Encouraged and strengthened by the results of the congress, the provisional government started to initiate military provocations. In an attack by Freikorps in Berlin (counter-revolutionary troops set up by the SPD) several dozen workers were killed on December 24. This provoked the outrage of the workers in Berlin. On December 25 thousands of workers took to the streets in protest. Given these openly counter-revolutionary actions of the SPD, the USPD commissars withdrew from the Council of Commissars on December 29. On December 30th/ January 1st the Spartacists, together with the International Communists of Germany (IKD), formed the German Communist Party (KPD) in the heat of the fire. Drawing a first balance sheet and drawing up the perspective, Rosa Luxemburg on January 3 1919 insisted: "the change from the predominantly ‘soldiers' revolution' of November 9 to a clear workers' revolution, the change from a superficial, merely political change of regime to a long drawn out process of economic and general confrontation between capital and labour, requires from the working class quite a different degree of political maturity, training, and tenacity than what we saw in this first phase of struggles" (3.1.1919, Red Flag).

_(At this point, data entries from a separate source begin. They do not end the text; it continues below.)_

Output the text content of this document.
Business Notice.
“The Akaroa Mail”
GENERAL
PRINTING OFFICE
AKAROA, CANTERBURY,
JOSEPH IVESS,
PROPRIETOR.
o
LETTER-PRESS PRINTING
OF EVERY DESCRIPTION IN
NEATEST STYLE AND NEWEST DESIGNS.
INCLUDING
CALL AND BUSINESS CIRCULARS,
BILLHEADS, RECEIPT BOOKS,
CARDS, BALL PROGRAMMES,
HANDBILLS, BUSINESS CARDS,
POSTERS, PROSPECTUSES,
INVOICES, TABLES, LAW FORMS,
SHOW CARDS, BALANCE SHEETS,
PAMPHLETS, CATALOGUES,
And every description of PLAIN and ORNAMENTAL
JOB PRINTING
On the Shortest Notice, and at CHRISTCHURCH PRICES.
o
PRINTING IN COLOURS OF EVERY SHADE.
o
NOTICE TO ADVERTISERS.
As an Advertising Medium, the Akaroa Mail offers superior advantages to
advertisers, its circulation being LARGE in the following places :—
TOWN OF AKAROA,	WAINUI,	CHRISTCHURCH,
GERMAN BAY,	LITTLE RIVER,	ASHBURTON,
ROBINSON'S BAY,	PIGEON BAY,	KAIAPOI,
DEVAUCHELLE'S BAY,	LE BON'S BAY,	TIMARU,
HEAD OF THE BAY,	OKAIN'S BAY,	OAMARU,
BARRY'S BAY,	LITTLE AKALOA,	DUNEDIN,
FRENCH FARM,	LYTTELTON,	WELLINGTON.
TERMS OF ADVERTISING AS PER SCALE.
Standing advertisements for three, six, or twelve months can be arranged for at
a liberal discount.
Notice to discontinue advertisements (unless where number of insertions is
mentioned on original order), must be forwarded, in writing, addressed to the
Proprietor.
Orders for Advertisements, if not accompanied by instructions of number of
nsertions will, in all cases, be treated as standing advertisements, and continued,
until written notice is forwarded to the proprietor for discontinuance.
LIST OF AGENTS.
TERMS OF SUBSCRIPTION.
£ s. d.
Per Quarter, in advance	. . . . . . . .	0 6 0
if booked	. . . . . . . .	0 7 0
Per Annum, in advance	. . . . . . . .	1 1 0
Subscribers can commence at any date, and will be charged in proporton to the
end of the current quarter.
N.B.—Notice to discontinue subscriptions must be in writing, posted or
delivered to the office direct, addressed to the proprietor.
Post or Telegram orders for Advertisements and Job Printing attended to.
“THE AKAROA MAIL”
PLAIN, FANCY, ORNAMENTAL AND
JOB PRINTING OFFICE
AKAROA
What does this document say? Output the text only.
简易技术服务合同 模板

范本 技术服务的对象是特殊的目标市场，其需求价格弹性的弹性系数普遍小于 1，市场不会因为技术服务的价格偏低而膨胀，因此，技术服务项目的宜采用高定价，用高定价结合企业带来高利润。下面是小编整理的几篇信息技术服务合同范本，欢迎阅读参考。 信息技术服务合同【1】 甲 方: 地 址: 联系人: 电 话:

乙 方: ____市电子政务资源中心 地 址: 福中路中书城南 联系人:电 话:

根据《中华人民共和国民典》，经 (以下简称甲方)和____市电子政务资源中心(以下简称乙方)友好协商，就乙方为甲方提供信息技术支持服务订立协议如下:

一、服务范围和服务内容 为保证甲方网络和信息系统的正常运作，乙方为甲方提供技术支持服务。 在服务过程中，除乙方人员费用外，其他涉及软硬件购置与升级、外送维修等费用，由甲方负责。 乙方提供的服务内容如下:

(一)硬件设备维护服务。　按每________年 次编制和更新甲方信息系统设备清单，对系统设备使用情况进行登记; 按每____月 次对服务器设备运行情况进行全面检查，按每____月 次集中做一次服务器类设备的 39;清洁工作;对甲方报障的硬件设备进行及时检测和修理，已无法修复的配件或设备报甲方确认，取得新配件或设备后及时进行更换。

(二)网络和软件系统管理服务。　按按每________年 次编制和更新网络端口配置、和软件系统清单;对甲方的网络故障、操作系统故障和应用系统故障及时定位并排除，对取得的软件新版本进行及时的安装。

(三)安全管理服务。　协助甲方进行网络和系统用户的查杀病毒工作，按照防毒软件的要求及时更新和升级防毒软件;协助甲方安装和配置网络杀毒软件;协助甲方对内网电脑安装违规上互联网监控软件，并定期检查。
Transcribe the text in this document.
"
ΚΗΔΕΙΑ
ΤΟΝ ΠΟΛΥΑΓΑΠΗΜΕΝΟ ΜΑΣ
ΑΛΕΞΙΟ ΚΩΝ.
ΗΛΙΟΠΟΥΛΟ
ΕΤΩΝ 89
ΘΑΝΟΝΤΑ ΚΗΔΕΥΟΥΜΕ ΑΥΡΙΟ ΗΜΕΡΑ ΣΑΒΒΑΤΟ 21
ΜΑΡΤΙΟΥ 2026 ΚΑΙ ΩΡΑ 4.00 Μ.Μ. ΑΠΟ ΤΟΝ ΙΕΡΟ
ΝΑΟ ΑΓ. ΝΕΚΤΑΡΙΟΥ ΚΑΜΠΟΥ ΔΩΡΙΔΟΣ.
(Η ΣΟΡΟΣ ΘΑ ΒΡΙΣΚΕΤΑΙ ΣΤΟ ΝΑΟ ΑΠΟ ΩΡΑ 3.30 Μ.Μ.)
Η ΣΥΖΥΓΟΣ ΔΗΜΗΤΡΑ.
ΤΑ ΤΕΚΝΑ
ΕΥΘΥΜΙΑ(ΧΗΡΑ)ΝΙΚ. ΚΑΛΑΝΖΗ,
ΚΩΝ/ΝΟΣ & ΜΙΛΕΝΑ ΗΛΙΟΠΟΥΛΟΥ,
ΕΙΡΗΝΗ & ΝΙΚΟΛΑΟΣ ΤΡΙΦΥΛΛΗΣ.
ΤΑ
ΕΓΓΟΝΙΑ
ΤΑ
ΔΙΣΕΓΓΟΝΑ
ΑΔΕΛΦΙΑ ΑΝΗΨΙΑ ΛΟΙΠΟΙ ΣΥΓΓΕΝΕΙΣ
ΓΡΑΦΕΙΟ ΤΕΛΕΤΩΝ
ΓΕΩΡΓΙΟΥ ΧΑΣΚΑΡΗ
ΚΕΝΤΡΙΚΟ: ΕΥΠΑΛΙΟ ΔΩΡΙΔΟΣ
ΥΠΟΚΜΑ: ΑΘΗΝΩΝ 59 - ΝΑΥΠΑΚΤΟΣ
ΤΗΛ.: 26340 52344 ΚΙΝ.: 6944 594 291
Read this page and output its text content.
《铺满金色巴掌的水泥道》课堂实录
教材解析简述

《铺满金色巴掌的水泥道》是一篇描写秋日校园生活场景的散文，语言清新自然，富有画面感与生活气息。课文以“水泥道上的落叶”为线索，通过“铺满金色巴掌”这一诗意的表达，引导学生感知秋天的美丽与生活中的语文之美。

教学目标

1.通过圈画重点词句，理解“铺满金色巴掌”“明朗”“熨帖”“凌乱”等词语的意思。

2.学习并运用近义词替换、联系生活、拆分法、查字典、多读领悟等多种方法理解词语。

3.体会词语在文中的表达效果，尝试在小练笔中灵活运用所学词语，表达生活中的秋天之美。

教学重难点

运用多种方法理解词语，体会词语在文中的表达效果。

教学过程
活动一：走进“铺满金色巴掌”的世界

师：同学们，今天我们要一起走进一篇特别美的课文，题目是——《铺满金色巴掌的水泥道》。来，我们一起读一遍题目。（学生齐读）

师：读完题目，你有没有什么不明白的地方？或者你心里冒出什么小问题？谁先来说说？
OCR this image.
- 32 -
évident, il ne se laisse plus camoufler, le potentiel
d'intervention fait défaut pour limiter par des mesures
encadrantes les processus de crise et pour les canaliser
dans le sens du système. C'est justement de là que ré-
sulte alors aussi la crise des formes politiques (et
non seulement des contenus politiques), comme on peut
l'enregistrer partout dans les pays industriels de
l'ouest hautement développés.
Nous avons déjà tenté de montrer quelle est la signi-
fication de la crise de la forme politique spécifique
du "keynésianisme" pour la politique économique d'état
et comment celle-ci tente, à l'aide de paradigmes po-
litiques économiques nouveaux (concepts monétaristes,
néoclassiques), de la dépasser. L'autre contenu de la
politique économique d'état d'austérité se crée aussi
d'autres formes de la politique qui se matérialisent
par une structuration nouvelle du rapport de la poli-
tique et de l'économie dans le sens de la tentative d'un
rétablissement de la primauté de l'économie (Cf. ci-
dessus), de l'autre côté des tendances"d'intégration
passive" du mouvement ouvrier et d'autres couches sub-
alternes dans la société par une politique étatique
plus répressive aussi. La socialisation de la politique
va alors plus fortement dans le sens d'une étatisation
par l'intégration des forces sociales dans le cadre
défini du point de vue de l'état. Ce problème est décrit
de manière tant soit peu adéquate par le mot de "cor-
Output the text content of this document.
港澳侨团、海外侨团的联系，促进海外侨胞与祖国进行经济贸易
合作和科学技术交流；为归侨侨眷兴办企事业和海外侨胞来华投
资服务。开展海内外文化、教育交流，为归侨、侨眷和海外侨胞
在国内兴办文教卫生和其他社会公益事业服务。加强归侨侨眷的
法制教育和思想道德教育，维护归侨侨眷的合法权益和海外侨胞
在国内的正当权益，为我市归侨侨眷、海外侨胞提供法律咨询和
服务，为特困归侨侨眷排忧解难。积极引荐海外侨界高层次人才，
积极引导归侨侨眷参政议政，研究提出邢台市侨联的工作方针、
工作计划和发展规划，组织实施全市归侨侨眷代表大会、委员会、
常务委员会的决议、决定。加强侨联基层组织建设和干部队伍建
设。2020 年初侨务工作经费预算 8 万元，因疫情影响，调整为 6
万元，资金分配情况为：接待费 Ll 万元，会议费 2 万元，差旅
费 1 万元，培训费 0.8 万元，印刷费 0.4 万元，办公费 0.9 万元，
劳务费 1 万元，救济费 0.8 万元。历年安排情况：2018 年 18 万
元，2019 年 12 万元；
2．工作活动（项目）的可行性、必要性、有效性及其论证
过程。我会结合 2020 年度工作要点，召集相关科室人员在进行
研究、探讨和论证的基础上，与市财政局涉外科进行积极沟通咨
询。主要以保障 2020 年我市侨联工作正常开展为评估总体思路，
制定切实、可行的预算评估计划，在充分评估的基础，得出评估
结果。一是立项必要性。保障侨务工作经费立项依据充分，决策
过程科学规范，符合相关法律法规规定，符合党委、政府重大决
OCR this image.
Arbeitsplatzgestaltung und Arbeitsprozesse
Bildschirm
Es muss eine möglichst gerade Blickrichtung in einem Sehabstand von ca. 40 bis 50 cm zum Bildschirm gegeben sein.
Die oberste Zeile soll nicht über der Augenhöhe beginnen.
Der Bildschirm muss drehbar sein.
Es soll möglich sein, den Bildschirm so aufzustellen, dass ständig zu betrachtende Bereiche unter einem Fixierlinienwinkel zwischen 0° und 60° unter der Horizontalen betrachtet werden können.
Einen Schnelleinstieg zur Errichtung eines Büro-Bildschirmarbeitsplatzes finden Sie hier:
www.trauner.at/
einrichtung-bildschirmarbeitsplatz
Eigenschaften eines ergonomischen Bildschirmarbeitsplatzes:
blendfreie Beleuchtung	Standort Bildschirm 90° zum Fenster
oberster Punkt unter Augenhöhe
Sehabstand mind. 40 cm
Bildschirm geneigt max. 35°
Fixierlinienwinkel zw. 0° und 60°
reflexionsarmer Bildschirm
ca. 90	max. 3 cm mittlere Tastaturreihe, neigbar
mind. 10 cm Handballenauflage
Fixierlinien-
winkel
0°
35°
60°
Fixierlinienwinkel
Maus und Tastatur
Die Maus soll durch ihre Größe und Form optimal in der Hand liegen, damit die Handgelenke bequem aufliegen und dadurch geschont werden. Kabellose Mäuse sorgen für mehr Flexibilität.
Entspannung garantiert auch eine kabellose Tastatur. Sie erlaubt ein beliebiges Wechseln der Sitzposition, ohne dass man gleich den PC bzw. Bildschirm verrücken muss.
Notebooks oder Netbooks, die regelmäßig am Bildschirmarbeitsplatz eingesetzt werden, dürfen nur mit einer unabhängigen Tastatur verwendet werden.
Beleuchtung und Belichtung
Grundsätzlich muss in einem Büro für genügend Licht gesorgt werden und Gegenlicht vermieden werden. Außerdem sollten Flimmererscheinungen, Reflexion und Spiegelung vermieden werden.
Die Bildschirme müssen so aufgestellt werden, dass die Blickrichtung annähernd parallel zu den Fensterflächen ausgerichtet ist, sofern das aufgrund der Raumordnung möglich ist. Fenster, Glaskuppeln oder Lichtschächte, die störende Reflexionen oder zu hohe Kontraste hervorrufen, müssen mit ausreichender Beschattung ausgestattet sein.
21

The movement was then to enter a crucial stage in January 1919, which
we will take up in the next article.
. The USPD was a centrist party, composed of at least of two wings fighting against each other: a right wing, whose aim was to reintegrate into the old party, which had gone over to the bourgeoisie, and another wing, which was striving towards the camp of revolution. The Spartacists joined the USPD in order to reach more workers and to push them forward. In December 1918 the Spartacists split from the USPD to found the KPD.